Крыть Юрьеву было нечем.
— А и верно, чего мы все от нее хотим? — изволил задуматься он.
— Надеюсь, каждый своего, и наши желания не совпадают, — изрек собственник Измайлов очень тихо.
У них у всех входило в привычку комментировать производимые мною неприятности себе под нос, но так, чтобы я услышала. Свихнуться можно.
— Как результаты, Сергей? — спросил Измайлов.
— Никак, — помрачнел Балков.
— Это хорошо, — разразился парадоксом полковник.
Балков окаменел.
— Поля, вот твой ключ, спасибо, — добродушно сказал мне Измайлов.
— Отыскали гору улик?
— Не гору, но отыскали.
— Поздравляю. Когда арестуете?
— Завтра.
Наступило молчание, а я была совершенно не подготовлена к его наступлению. Но не стоять же столбом, надо говорить.
— А сейчас мне можно в свою ванну и кровать?
— Можно. Особенно в ванну. Счастливо.
Я рванула к себе наверх. Что, что они ухитрились у меня обнаружить? Порядок был идеальным, вещи покоились на местах. «Особенно в ванну…» Так и есть! Все в ванной благоухало ароматизированным чистящим средством. Губка, предназначенная для этого самого средства, еще не просохла. Мне почему-то вспомнился дядя Саша, но смутно. Я вернулась в комнату. Из корзинки выбрался котька. Его шейка гордо торчала из нового голубого ошейника, на котором позванивал крохотный голубой колокольчик: «Динь-динь».

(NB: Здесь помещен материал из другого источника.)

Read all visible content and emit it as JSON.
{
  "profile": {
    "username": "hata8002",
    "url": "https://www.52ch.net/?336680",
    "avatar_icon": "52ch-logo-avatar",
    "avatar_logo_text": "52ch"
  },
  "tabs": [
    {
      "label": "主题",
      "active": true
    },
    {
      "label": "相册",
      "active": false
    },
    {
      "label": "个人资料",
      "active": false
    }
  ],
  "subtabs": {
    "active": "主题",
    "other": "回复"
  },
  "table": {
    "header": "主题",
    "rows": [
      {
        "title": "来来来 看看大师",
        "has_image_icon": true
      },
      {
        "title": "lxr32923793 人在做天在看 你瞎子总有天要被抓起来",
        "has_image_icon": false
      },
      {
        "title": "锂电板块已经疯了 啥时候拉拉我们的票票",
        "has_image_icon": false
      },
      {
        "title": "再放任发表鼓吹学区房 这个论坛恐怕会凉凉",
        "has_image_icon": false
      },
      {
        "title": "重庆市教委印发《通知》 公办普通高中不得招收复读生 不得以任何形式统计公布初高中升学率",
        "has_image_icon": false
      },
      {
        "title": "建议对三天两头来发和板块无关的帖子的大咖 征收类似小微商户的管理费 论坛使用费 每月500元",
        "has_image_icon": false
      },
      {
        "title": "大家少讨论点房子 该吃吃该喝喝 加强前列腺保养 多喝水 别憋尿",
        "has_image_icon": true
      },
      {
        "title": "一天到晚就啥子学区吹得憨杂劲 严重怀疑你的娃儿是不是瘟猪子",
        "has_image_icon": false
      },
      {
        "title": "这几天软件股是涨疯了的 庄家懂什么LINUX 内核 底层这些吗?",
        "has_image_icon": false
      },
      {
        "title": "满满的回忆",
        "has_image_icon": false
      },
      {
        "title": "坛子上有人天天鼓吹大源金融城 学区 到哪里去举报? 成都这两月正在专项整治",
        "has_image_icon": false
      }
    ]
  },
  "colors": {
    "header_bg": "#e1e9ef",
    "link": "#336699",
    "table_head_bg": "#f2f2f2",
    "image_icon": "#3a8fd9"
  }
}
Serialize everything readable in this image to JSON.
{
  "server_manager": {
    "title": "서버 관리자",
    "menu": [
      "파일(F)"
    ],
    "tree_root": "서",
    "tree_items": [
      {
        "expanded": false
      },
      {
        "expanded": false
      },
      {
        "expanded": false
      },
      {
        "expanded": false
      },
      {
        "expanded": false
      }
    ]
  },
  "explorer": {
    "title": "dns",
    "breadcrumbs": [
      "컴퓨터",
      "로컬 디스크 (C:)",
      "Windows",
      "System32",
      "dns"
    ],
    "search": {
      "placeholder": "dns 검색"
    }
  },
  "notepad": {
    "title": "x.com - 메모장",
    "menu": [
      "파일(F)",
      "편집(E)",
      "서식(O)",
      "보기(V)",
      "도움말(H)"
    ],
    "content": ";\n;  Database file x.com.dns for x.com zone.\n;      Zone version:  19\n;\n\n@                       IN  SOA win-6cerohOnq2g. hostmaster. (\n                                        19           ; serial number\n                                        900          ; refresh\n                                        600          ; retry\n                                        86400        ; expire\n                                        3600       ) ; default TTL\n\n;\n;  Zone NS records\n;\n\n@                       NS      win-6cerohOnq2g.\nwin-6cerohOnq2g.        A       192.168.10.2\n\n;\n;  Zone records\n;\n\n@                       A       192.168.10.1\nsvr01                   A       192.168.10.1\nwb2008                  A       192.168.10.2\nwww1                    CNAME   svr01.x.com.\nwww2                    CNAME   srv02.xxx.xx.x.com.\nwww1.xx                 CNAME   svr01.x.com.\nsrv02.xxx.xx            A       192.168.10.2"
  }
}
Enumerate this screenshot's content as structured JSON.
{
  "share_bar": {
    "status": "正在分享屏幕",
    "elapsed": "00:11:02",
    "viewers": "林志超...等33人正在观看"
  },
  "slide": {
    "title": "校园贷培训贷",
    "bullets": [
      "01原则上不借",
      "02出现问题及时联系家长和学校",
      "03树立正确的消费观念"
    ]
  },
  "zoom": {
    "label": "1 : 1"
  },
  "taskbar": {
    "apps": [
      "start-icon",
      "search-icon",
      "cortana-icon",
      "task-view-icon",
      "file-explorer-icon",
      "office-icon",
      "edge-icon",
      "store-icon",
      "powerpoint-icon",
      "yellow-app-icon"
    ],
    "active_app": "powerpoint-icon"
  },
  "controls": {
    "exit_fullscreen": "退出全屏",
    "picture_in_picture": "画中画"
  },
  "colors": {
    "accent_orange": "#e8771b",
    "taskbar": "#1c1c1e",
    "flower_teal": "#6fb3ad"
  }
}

На следующее утро, в восемь часов, я поскреблась к Измайлову. У двери словно дежурил Балков.
— Сережа, я сдаваться.
— Умница. Полковник только что меня за тобой послал.
— Ты почему так рано?
— Он приказал. И не мне одному. Борис психует в комнате. А какой-то тип, дядя Саша, возится в ванной. То ли мыться собирается, то ли топиться.
— Сережа, Виктор Николаевич с дядей Сашей вчера перечистили мою сантехнику. И напялили на кота ошейник с колокольчиком. Я всю ночь маялась предположениями.
— Поля, полковник до полуночи гонял нас по деталям расследования. Заключил: «Вы меня убедили, парни». Я ничего не соображаю, но, похоже, он кого-то задерживать собрался.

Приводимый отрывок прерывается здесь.